I would still encourage new graduates to pursue jobs rather than forming start-ups. The start-up indie studio can come later. The experience needs to come first.
There is a lot of talk in the game media about the Indiepocalypse. Do you think that has already happened or is imminent?
There is a massive difference between a good game and a commercial one. The indie developers that survive will be the ones that learn this distinction. Every game must have an audience and that audience needs to be willing to pay. Anything other than that and your company will not survive – the games industry is not immune from Darwinism.
I think there are a lot of indie developers heading for a cliff. Many of them do not have a business plan, skills or experience to understand how successful companies work, what the commercial side of the industry looks and sounds like, or how to commercialise their games to the right level. There is a lot to running a successful games company that has nothing to do with making a game.
What are the basic mistakes that new indie developers make while starting out in the games industry?
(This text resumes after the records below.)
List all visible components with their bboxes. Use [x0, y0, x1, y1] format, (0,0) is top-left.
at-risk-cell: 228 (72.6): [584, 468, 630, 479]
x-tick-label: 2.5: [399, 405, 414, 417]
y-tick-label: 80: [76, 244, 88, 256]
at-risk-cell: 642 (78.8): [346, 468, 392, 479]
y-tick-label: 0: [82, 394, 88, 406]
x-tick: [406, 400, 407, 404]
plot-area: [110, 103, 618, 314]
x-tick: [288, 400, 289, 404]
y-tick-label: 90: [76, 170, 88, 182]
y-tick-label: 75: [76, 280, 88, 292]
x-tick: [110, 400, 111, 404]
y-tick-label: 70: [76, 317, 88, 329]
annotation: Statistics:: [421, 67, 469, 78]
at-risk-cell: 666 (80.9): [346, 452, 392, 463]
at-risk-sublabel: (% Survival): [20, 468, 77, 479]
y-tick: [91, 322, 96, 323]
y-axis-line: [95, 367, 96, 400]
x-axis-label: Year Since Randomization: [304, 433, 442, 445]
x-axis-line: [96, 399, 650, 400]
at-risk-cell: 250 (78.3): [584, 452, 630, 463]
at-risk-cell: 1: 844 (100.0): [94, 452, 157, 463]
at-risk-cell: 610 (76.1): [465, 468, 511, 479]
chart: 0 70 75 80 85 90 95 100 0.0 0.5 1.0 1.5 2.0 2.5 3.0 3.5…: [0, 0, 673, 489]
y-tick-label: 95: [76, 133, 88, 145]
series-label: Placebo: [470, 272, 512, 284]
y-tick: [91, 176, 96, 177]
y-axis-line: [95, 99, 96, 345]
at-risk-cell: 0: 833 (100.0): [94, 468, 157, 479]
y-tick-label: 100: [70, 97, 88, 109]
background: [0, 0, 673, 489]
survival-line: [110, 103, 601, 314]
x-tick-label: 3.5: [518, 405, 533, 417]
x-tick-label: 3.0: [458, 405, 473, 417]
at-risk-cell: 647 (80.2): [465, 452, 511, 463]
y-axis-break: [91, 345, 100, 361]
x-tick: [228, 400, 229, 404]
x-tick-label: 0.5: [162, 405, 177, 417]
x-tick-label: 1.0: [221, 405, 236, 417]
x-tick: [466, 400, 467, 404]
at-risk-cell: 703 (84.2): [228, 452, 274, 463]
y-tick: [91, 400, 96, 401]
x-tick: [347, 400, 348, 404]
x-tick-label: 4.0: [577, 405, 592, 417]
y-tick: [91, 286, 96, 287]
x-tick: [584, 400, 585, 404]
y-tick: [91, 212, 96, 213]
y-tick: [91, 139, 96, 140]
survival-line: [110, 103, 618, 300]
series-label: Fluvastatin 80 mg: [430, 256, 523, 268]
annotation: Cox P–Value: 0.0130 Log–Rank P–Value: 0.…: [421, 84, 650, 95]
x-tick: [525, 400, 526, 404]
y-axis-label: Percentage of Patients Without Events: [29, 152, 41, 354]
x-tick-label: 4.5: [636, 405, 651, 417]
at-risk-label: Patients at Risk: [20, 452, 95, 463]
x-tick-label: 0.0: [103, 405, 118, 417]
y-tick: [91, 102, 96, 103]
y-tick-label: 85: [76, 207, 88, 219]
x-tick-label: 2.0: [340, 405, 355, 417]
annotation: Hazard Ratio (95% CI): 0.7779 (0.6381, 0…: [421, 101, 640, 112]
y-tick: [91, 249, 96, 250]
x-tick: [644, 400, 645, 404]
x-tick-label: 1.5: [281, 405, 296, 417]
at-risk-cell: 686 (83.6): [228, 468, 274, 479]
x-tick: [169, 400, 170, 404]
- They think it is easier than it is
- They think that all games make money
- They fail to identify an audience for their game
- They make a game they want to play, not necessarily that other people want to play
- They fail to find someone to run the business competently. The lead programmer tries to be the CEO as well and buy the milk. It doesn’t work
- Hire their friends
- Hire their family
- Take no/little/poor advice from people who don’t know much more than they do
- Chase lost causes. If something isn’t working, fail fast and move on
- Unrealistic expectations around money, lifestyle and commitment
What projects do you have in the immediate pipeline?
Currently, we are building some core tech to support a range of games that use location-based AR. There are several opportunities on the horizon for AR based games and we would like to have a comprehensive suite of tools and technologies, so we can act fast and move on ideas as the commercial opportunities arise.
We are also investing in a blockchain-based concept, which whilst not strictly aimed at the games arena, we feel we have a technology idea that can feed into the back of any console or PC based game and would give the developers a new capacity for the development of collectable, tradable and unique assets for the players to enjoy.
Lastly, we are continuing to work with a variety of developers to help them optimise their code for specific hardware chipsets like Qualcomm Snapdragon.